/Bavarian-code

Code for the paper "Bavarian: Betweenness Centrality Approximation with Variance-Aware Rademacher Averages", by Chloe Wohlgemuth, Cyrus Cousins, and Matteo Riondato, appearing in ACM KDD'21 and ACM TKDD'23

Primary LanguageC++Apache License 2.0Apache-2.0

Bavarian: Betweenness Centrality Approximation with Variance-Aware Rademacher Averages

This repository contains the code for the paper Bavarian: Betweenness Centrality Approximation with Variance-Aware Rademacher Averages (PDF), by Cyrus Cousins, Chloe Wohlgemuth, and Matteo Riondato, appearing in the proceedings of KDD'21, and in ACM Transactions on Knowledge Discovery from Data.

An Amherst College Data* Mammoths project. This work was funded, in part, by NSF award IIS-2006765.

Software Prerequisites

  • For the build process: CMake, at least 3.8.0;
  • To compile Bavarian and its dependencies: a C++ compiler that supports the main features of C++20 and OpenMP; recent clang and g++ satisfy these requirements;
  • To run the experiments, analyze their results, and generate the figures:
    • Python 3.8 or successive, with the NumPy, Matplotlib, and pandas libraries;
    • LaTeX (Alternatively you can comment out the relative lines in staticres.py).

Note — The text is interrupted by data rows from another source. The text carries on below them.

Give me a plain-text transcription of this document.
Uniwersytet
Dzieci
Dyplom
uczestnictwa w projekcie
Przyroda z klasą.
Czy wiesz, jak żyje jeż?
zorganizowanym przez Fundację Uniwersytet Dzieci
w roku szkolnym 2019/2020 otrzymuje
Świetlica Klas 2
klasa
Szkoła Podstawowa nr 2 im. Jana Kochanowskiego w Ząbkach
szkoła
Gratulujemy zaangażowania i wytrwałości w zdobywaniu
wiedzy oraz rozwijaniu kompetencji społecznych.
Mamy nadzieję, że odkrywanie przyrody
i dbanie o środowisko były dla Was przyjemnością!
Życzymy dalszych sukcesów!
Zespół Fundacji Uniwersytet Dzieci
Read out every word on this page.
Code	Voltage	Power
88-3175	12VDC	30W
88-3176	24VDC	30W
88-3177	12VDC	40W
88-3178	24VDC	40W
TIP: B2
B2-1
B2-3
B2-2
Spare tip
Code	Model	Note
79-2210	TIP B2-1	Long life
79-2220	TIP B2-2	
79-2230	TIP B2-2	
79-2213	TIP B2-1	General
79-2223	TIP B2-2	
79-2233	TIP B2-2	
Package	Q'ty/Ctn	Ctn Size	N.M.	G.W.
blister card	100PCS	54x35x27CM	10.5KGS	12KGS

We did not test the code on Windows, but we did test it on macOS and various *NIX flavors (GNU/Linux and FreeBSD).

Instructions

  1. Run the run_everything.sh script in this directory. It will first checkout the necessary submodules (NetworKit and FindTBB), copy the necessary code in the correct locations, and then compile the code, run the exact algorithm on the graphs, and finally run Bavarian on each graph with the same set of parameters used for the experiments reported in the paper, and finally it will generate the figures.
  2. Wait :-). Running everything will take a while (potentially a few days, depending on your machine). The reasons are that (1) the exact experiments take a long time as some graphs are large; and (2) we run every Bavarian experiment multiple times for each combination of parameters, and there are many combinations of the parameters (sample_size, mc-trials, epsilons, …).
  3. Once the script has completed, you can find the figures in ../res/.

License

Copyright 2021-2022 Cyrus Cousins and Matteo Riondato

Licensed under the Apache License, Version 2.0 (the "License"); you may not use this file except in compliance with the License. You may obtain a copy of the License at

http://www.apache.org/licenses/LICENSE-2.0

Unless required by applicable law or agreed to in writing, software distributed under the License is distributed on an "AS IS" BASIS, WITHOUT WARRANTIES OR CONDITIONS OF ANY KIND, either express or implied. See the License for the specific language governing permissions and limitations under the License.